Гость задал пятьдесят вопросов, и я поспешил рассказать свою жизнь и прочел отрывки из дневника. Когда окончилось чтение, глаза гостя были обращены к окну, словно не видя ни окна, ни комнаты, ни меня. На лукавых губах его играла усмешка… Мы долго сидели молча. Наконец он поднялся, рассеянно пожал руку и вышел, сказав уже на пороге:
– Я еще приду.
…Портрет следит за мной, глаза его всегда находят мои зрачки, куда бы я ни отошел. При свече они так пристальны, что я повернул портрет к стене, но тотчас поставил обратно, думая, что он обидится. Прошла неделя. Я не могу работать, он мучит меня даже ночью. Вчера, закрывшись одеялом, я долго лежал без сна… Мне казалось, что он высунется из рамы.
Я решил уничтожить его: все равно так жить нельзя… Я взял нож у Карла Карловича, на цыпочках вошел к себе и, стоя около портрета, попробовал на пальце лезвие… Ножик упал, разрезав мне сапог… Я не могу, я уверен – он узнает, что я покушался на него, как вор, как убийца…
Вчера около полуночи я проснулся. Сон слетел с меня, сердце стукало, поджилки тряслись, как мышь… Он вылез из рамы и, огибая стол, подходил ко мне. Когда он сел на диван, я живо подобрал ноги…
– Где спички? – спросил он. – Я набил себе шишку.
Я живо соскочил и взял свет, – на диване сидел мой гость в пыльной шинели, в руке он держал сверток.
– Он все еще здесь? – спросил гость, глядя в темный угол на портрет.

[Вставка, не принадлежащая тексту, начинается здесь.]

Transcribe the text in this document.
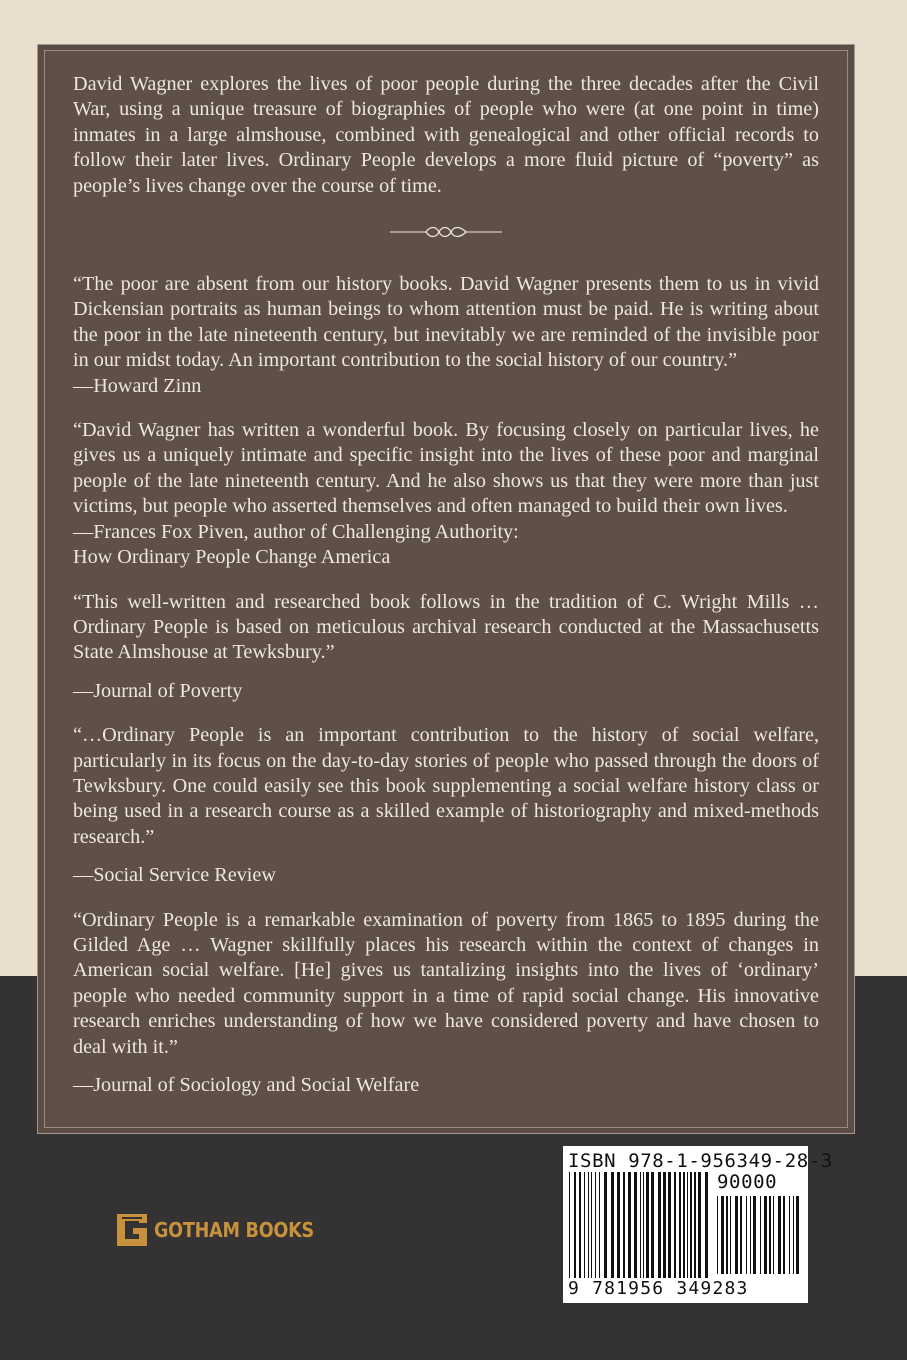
David Wagner explores the lives of poor people during the three decades after the Civil War, using a unique treasure of biographies of people who were (at one point in time) inmates in a large almshouse, combined with genealogical and other official records to follow their later lives. Ordinary People develops a more fluid picture of “poverty” as people’s lives change over the course of time.

“The poor are absent from our history books. David Wagner presents them to us in vivid Dickensian portraits as human beings to whom attention must be paid. He is writing about the poor in the late nineteenth century, but inevitably we are reminded of the invisible poor in our midst today. An important contribution to the social history of our country.”

—Howard Zinn

“David Wagner has written a wonderful book. By focusing closely on particular lives, he gives us a uniquely intimate and specific insight into the lives of these poor and marginal people of the late nineteenth century. And he also shows us that they were more than just victims, but people who asserted themselves and often managed to build their own lives.

—Frances Fox Piven, author of Challenging Authority:

How Ordinary People Change America

“This well-written and researched book follows in the tradition of C. Wright Mills … Ordinary People is based on meticulous archival research conducted at the Massachusetts State Almshouse at Tewksbury.”

—Journal of Poverty

“…Ordinary People is an important contribution to the history of social welfare, particularly in its focus on the day-to-day stories of people who passed through the doors of Tewksbury. One could easily see this book supplementing a social welfare history class or being used in a research course as a skilled example of historiography and mixed-methods research.”

—Social Service Review

“Ordinary People is a remarkable examination of poverty from 1865 to 1895 during the Gilded Age … Wagner skillfully places his research within the context of changes in American social welfare. [He] gives us tantalizing insights into the lives of ‘ordinary’ people who needed community support in a time of rapid social change. His innovative research enriches understanding of how we have considered poverty and have chosen to deal with it.”

—Journal of Sociology and Social Welfare

ISBN 978-1-956349-28-3
90000
9 781956 349283
GOTHAM BOOKS
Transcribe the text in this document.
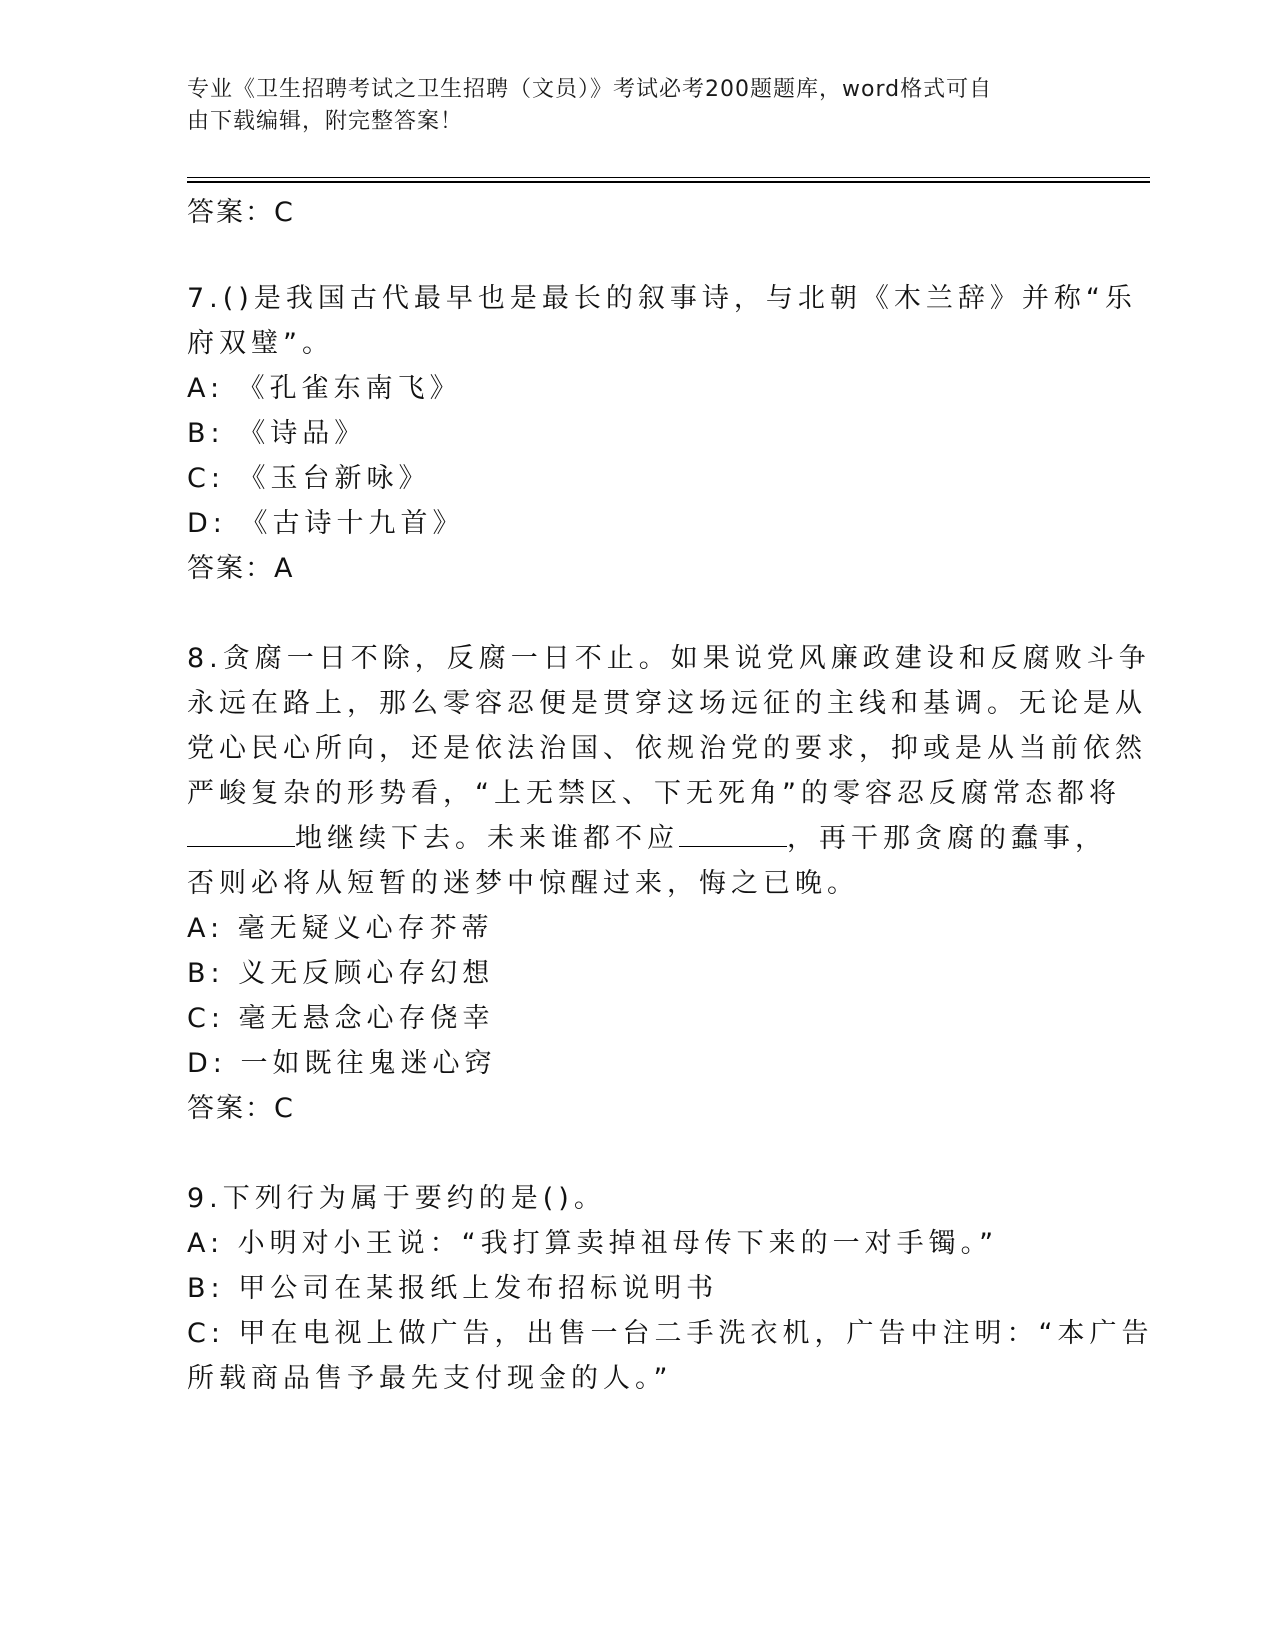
专业《卫生招聘考试之卫生招聘（文员）》考试必考200题题库，word格式可自
由下载编辑，附完整答案！
答案：C
7.()是我国古代最早也是最长的叙事诗，与北朝《木兰辞》并称“乐
府双璧”。
A: 《孔雀东南飞》
B: 《诗品》
C: 《玉台新咏》
D: 《古诗十九首》
答案：A
8.贪腐一日不除，反腐一日不止。如果说党风廉政建设和反腐败斗争
永远在路上，那么零容忍便是贯穿这场远征的主线和基调。无论是从
党心民心所向，还是依法治国、依规治党的要求，抑或是从当前依然
严峻复杂的形势看，“上无禁区、下无死角”的零容忍反腐常态都将
地继续下去。未来谁都不应	，再干那贪腐的蠢事，
否则必将从短暂的迷梦中惊醒过来，悔之已晚。
A: 毫无疑义心存芥蒂
B: 义无反顾心存幻想
C: 毫无悬念心存侥幸
D: 一如既往鬼迷心窍
答案：C
9.下列行为属于要约的是()。
A: 小明对小王说：“我打算卖掉祖母传下来的一对手镯。”
B: 甲公司在某报纸上发布招标说明书
C: 甲在电视上做广告，出售一台二手洗衣机，广告中注明：“本广告
所载商品售予最先支付现金的人。”
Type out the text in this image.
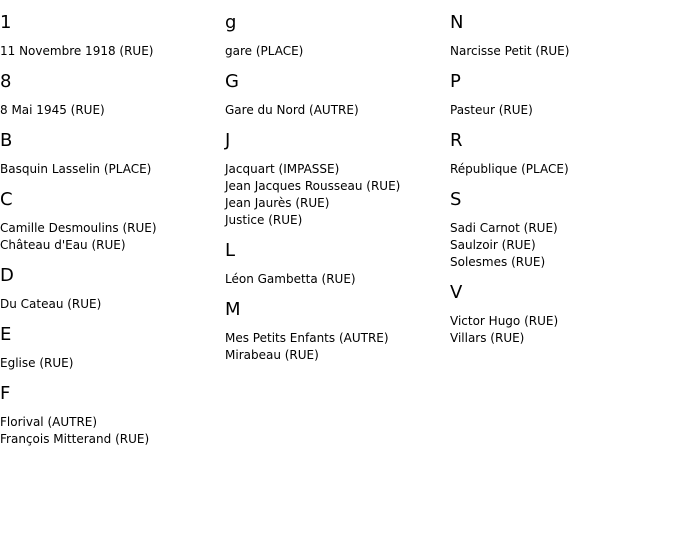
1
11 Novembre 1918 (RUE)
8
8 Mai 1945 (RUE)
B
Basquin Lasselin (PLACE)
C
Camille Desmoulins (RUE)
Château d'Eau (RUE)
D
Du Cateau (RUE)
E
Eglise (RUE)
F
Florival (AUTRE)
François Mitterand (RUE)
g
gare (PLACE)
G
Gare du Nord (AUTRE)
J
Jacquart (IMPASSE)
Jean Jacques Rousseau (RUE)
Jean Jaurès (RUE)
Justice (RUE)
L
Léon Gambetta (RUE)
M
Mes Petits Enfants (AUTRE)
Mirabeau (RUE)
N
Narcisse Petit (RUE)
P
Pasteur (RUE)
R
République (PLACE)
S
Sadi Carnot (RUE)
Saulzoir (RUE)
Solesmes (RUE)
V
Victor Hugo (RUE)
Villars (RUE)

Я поспешил выразить живейшую радость его приходу, но гость перебил меня:
– Вы послушайте первую часть повести, она еще переделается много раз… – Насупившись, он поглядел на меня, пододвинул подсвечник, кашлянул и прочел глухим голосом: – «Портрет»… «Портрет», – повторил он, чудно усмехаясь.
«Нигде столько не останавливалось народа, как перед картинною лавкою на Щукином дворе. Для меня до сих пор загадка – кто поставляет сюда свои произведения, какие люди, какою ценою.»
Я слушал повесть стоя и глядел на гостя, на длинный, почти в половину лица его нос, тень от которого падала до конца острого подбородка, а по сторонам усмехались приподнятые углы губ; по мере чтения прядь напомаженных волос сползла на глаза, и голос его стал ясный и выразительный… А потом я начал понимать и содержание повести…
Гость кончил, когда свеча догорела, свернул медленно рукопись.
– Вот, – сказал он и, помолчав, спросил сердито: – Нравится? – Я прижал руки к груди, глаза мои были полны слез… – Ну то-то, – уже мяско проворчал он, – видели, какие чудеса бывают…
И, уже уходя, надев цилиндр, он остановился перед портретом, рукопись торчала у него из кармана сюртука… И вдруг, глядя на его длинноносый профиль, на цилиндр и оттопыренный сзади карман, я вспомнил всем известную карикатуру и, страшно испугавшись, понял – кто мой гость…
…Сейчас посыльный принес письмо от графа. Граф прибыл на днях и требует к себе меня вместе с портретом и дневником».
Здесь рукопись кончается словом «Аминь», а дальше следует приписка:
«Граф потребовал заполнить последнюю страницу. Я никогда не забуду, никогда не пойму, как все случилось… Я пришел к его сиятельству на Сергиевскую к восьми поутру и до двенадцати ждал на кухне. Лакеи, заходя, заговаривали со мной и на мои ответы покатывались со смеха… Наконец один из них вбежал, запыхавшись, и потребовал к графу дневник и портрет, а мне приказал ждать… Я сидел у окна и ожидал, что вот услышу громовой голос графа, тяжелые, как смерть, его шаги… К вечеру я очень ослабел и попросил напиться… Из лакейских разговоров узнал, что граф уехал в театр. Прислуга легла спать, оставив лампадку, а я продолжал сидеть, уж не боясь, потому что стало все равно… На колени мне прыгнул кот, я погладил его, он ткнулся мне в шею и обнял лапами…
Тогда я стал плакать про себя… Наконец в доме вновь захлопали двери, – граф вернулся и лег спать…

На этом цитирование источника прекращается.